Sağlık sorunlarından dolayı cezaevinde kalamayacak durumda olan Aysel Tuğluk için yaptığı açıklama ile iktidara seslenen HDP Kadın Meclisi, “Aysel Tuğluk’a yaşatılanlar neyin intikamı?” diye sordu. Kadın Meclisi, “Kadınlar için adalet” kampanyalarını da başta hasta tutsaklar olmak üzere “siyasi rehine” olarak tutulan kadınlar için bir kampanyaya evrilteceklerini duyurdu.
Halkların Demokratik Partisi (HDP) Kadın Meclisi, Kandıra F Tipi Cezaevi’nde bulunan ve hafıza kaybı yaşadığından kaynaklı cezaevinde kalamayacak durumda olan Aysel Tuğluk’a ilişkin yazılı açıklama yaptı. Aysel’in isteği üzerine, hastalığının kamuoyuna yansımaması için çaba sarf edildiği, ancak durumun giderek kötüleşmesi ve yaşam riskinin bulunmasından kaynaklı açıklama yapma gereği duyulduğu belirtildi.
‘Bu hastalık Aysel Tuğluk’un cezaevinde kalmasına engeldir’

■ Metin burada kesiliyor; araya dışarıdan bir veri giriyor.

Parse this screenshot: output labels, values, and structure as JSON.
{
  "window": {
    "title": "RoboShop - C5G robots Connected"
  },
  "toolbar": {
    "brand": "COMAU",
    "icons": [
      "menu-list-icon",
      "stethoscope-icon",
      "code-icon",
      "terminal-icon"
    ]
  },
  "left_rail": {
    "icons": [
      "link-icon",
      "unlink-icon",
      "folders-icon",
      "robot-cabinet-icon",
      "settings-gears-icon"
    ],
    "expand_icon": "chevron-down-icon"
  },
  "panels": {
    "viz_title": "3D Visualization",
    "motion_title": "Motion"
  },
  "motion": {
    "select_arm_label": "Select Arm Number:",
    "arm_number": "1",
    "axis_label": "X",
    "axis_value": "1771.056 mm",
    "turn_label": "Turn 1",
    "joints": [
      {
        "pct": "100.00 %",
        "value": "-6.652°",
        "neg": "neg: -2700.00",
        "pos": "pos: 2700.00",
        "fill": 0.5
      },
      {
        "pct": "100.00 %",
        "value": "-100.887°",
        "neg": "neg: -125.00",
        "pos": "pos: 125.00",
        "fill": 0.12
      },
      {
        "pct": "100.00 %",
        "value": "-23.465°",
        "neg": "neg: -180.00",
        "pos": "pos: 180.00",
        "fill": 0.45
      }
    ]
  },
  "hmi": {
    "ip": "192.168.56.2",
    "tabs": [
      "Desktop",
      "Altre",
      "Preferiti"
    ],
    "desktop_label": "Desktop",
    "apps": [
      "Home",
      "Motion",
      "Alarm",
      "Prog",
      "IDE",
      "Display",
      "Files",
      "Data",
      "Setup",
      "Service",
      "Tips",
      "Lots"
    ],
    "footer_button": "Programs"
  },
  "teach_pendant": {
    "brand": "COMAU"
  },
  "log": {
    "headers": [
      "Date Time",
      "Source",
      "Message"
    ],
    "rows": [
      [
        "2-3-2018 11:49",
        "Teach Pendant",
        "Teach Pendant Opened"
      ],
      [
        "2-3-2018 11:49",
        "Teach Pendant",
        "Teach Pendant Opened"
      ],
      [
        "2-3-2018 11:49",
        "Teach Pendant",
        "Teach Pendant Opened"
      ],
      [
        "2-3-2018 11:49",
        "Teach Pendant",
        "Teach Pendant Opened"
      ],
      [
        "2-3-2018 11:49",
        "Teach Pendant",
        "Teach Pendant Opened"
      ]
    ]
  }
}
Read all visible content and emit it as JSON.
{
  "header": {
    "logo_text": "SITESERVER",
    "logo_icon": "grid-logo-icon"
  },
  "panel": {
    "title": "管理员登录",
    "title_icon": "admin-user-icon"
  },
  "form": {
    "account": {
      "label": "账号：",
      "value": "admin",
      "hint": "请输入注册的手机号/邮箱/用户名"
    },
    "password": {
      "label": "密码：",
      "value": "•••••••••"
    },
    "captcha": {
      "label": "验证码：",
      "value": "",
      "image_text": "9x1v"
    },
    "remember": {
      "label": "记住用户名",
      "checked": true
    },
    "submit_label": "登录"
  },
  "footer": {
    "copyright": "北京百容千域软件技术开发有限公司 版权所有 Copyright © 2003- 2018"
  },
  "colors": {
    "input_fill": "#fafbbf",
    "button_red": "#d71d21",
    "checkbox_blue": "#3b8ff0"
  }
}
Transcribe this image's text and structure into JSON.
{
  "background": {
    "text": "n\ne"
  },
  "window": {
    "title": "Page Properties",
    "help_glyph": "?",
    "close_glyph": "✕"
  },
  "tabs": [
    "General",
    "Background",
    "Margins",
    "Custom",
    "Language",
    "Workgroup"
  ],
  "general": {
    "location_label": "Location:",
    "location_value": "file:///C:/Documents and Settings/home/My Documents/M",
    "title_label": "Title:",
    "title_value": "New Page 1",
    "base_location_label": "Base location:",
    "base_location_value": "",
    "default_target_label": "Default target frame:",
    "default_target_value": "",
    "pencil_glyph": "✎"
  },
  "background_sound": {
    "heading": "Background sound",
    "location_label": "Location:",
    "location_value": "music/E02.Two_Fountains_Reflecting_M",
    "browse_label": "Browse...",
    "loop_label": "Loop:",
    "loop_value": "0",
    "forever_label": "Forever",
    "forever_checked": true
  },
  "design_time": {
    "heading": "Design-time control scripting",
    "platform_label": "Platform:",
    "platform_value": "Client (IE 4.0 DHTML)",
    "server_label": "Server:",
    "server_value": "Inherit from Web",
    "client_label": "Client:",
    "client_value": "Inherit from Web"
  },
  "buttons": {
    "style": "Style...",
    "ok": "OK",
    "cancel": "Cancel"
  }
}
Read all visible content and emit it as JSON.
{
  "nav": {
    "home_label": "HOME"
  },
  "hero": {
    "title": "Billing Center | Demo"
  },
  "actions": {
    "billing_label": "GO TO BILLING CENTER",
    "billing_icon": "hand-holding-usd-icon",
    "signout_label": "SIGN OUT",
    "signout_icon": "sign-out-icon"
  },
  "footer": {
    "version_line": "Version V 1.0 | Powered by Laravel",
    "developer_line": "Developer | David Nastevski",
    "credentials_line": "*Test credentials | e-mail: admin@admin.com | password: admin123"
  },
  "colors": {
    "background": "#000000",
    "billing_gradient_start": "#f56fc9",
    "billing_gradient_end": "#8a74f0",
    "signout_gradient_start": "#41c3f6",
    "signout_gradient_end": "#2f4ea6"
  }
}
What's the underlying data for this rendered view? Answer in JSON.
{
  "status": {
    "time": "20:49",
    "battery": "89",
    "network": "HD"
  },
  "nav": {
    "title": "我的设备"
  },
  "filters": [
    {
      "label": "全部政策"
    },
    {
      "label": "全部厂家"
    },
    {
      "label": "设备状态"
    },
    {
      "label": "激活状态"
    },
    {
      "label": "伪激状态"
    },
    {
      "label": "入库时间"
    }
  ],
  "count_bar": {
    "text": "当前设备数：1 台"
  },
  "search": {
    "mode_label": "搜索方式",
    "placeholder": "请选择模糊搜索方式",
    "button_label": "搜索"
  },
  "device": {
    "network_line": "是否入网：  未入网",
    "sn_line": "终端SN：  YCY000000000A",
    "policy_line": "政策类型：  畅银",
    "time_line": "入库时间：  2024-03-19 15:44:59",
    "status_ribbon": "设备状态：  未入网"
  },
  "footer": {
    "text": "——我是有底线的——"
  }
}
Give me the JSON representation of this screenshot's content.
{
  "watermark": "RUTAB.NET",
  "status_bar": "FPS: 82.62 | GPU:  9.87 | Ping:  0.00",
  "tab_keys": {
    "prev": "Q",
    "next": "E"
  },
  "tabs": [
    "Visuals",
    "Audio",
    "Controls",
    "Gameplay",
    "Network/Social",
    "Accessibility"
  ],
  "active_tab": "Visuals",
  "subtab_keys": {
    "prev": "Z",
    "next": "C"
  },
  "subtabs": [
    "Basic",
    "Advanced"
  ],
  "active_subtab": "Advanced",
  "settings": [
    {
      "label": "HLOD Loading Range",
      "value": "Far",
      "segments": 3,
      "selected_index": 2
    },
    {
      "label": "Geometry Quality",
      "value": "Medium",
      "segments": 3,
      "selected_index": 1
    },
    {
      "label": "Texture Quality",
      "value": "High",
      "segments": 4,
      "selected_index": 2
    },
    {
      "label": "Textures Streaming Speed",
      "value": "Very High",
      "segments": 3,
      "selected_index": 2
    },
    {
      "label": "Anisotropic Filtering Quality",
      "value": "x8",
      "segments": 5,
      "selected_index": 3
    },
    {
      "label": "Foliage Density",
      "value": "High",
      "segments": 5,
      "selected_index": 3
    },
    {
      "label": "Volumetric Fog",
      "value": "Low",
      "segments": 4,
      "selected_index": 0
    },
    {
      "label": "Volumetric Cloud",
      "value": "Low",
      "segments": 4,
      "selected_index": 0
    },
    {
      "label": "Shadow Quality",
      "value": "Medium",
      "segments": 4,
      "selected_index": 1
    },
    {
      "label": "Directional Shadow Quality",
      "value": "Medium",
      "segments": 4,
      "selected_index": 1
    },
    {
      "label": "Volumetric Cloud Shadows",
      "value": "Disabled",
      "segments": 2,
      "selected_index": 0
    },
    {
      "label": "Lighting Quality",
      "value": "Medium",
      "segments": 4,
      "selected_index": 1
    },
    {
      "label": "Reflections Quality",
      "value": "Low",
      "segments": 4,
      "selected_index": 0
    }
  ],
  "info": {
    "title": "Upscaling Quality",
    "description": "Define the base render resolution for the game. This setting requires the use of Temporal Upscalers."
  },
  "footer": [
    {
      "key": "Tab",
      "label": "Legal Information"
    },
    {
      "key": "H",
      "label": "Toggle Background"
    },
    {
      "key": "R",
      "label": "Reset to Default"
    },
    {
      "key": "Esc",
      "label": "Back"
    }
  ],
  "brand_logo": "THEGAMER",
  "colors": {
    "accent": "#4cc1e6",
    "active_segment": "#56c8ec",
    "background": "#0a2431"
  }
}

Aysel’in ağır sağlık sorunlarını yaşadığı aylardır kamuoyuna yansımasına rağmen iktidarın ve yetkililerin kulağını kapatmasına rağmen Aysel’in yaşadıklarına ilişkin itirazların yükseltildiği belirtilen açıklamada, “Şunun altını çizmek isteriz ki, uzman raporlarına göre bu hastalık Tuğluk’un cezaevinde kalmasına engeldir. Tuğluk’un sağlık sorunlarına ilişkin geçtiğimiz aylarda İnsan Hakları Derneği (İHD) İstanbul Şubesi Hapishane Komisyonu yaptığı açıklamada, ‘12 Temmuz 2021 tarihli Kocaeli Üniversite Adli Tıp raporunda, Aysel Tuğluk’un hafızasını vuran hastalığının olduğu, hayatını sürdürmek için ikinci kişilerin yardımına ihtiyaç duyduğu açık biçimde ifade edilmiştir. Hastalığı hızla ilerleyen Tuğluk’un yaşamı riske atılıyor’ ifadelerini kullandı” denildi.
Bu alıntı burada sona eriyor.